War das seine Hand? Warum tat sie das?
Seine Beine trugen ihn weiter. Er starrte auf die restlichen Blätter in seiner Hand. Dann sah er die Rechnungssumme. Ein Betrag, der seine Ersparnisse fast aufbrauchte.
»Hab ich das …?«, murmelte er.
Er konnte sich nicht erinnern, den Vertrag in die Hand genommen, geschweige denn ihn unterschrieben zu haben. Die Unterschrift wirkte fremd, fast so, als habe sie jemand anderes geführt.
Doch etwas in ihm sprach von Erfolg und Zukunft.

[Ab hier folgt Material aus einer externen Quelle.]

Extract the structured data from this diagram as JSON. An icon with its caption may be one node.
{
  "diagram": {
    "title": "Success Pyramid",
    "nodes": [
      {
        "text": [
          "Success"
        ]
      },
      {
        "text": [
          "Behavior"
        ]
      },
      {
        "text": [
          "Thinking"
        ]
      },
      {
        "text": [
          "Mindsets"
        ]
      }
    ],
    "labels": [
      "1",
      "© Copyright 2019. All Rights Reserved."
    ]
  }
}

Von einem großen Haus und einem teuren Auto …
Er zuckte mit den Schultern.
Da es seine Chancen auf dem Arbeitsmarkt verbessern würde, war es wohl kein Problem, dass das Jobcenter das übernahm.
Eine ungewohnte Zuversicht breitete sich in ihm aus, warm, berauschend, und doch mit einem winzigen, kaum greifbaren Beigeschmack von Furcht. Er redete sich ein, den Jackpot gefunden zu haben und dass seine Karriere nun bald durch-starten würde. Und damit lohnte sich jeder Cent, redete er sich ein.